By March 2014, the ban was extended to 61 more areas, the Ex reported at the time, with "10 places in the Sunset, 13 in the Mission, three in the Haight and Panhandle, 12 in the Potrero Hill area, three in Bernal Heights, one in the Western Addition, seven in the Excelsior and Outer Mission, four in the Richmond and eight in the southeastern part of The City." (You can see all the SFMTA's details and documents on the ban here.)
“Forgive me if I come across as a little incompassionate about it,” Supervisor Malia Cohen said at the time of the initial ban, but “I am tired of my neighborhood being the dump.” The expanded ban also got Cohen's support, as well as that of Chu successor Katy Tang and current Board president London Breed.
But now we're in the era of Division Street's Tent City, a city-wide report card that ranked homelessness as SF's top issue, and a Supe-declared shelter bed emergency. Is this a climate in which some of these Supes will change their tune, and welcome people who live in RVs back to their neighborhoods?
That's apparently what Sam Dodge, SF's so-called "homeless czar," is hoping. According to the SF Chronicle, Dodge is "interested in working with a neighborhood to set up a place where RVs now parked on streets can hook up to electricity and water," essentially creating a space for those who are currently moving their vehicles from place to place to avoid SFMTA ire.
"An RV park would be another kind of step," Dodge told the Chron, saying that it's already known that there are “people living in RVs on city streets.”

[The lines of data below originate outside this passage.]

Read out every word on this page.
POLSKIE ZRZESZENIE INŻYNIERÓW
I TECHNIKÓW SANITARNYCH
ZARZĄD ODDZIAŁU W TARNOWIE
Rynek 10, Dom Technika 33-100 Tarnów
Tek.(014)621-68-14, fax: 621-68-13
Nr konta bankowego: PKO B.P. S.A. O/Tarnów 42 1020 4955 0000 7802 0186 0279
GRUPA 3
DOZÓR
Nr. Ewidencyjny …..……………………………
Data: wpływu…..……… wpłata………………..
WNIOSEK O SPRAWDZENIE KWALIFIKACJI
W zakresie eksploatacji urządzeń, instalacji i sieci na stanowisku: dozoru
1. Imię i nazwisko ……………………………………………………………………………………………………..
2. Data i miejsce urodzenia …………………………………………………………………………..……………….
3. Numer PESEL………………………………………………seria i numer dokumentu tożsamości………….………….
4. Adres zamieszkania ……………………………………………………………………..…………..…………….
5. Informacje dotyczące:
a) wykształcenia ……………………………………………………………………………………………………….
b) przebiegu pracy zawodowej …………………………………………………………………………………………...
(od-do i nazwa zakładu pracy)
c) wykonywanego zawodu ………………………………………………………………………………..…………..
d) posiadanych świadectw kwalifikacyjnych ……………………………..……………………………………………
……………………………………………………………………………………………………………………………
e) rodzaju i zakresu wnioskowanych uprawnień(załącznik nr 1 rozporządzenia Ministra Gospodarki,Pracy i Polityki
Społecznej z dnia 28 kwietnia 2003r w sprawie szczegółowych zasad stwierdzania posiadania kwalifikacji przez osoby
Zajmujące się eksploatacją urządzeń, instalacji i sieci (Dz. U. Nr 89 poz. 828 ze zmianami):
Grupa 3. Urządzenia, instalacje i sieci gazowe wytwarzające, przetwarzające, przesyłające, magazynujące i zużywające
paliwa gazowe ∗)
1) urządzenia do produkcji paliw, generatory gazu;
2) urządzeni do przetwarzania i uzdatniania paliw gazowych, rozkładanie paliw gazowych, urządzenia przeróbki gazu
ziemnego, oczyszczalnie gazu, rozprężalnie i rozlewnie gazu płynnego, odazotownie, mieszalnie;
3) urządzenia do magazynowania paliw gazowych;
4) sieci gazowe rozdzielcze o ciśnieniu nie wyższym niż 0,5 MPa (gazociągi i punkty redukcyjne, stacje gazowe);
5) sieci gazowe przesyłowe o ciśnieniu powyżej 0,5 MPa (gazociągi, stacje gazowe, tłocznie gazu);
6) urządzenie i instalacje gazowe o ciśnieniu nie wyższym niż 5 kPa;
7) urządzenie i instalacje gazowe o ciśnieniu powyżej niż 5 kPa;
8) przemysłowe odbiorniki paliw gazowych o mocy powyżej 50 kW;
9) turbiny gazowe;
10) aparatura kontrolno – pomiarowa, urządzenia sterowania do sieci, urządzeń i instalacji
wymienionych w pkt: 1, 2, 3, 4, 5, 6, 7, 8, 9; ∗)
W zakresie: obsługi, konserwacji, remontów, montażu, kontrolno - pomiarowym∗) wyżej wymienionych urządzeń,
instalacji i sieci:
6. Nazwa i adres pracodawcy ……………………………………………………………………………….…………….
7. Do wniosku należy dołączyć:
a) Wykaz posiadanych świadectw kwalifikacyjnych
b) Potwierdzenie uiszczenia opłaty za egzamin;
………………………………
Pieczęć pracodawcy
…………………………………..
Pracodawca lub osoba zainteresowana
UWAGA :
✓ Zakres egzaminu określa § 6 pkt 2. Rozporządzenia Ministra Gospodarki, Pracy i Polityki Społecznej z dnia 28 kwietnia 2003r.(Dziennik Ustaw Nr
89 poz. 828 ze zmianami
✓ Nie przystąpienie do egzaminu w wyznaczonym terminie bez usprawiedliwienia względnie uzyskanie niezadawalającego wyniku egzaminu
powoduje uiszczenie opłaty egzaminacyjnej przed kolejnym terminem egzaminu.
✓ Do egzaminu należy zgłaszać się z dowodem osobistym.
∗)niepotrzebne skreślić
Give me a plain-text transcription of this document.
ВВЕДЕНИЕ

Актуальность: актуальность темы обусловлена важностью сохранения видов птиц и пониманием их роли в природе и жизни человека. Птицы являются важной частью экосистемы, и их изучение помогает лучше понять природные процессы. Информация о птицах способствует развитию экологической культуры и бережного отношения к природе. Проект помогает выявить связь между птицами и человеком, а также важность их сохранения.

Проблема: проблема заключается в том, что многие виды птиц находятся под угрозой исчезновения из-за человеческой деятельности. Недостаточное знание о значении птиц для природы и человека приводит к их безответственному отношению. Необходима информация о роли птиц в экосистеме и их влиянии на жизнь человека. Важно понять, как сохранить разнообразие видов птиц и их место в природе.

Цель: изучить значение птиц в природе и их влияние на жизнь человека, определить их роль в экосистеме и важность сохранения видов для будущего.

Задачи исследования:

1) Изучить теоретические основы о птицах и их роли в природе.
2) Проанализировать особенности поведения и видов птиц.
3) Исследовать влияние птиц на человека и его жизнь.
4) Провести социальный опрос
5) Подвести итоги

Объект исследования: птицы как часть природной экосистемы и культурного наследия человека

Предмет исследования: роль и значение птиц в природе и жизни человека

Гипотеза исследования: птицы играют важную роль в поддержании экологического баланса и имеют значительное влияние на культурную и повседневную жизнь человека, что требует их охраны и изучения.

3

While this might please advocates for the homeless like Nick Kimura, a volunteer at the Coalition on Homelessness who told the Ex in 2014 that the bans were "displacement, it’s not effectively getting to the root of the problem...And the problem is people are living in vehicles, and they’re being criminalized for it," Dodge's move is sure to catch heat from Supes like Cohen, who described overnight RV bans as something that's "increased people’s quality of life."
According to Cohen, speaking in 2014, "The folks who are vehicularly housed are a very small percentage. So small that we’re able to solve their concerns on a case-by-case basis."
But now we're in 2016, and it's clear that we haven't solved much, case-by-case or not. So is an RV park a (partial) solution? And where would it go?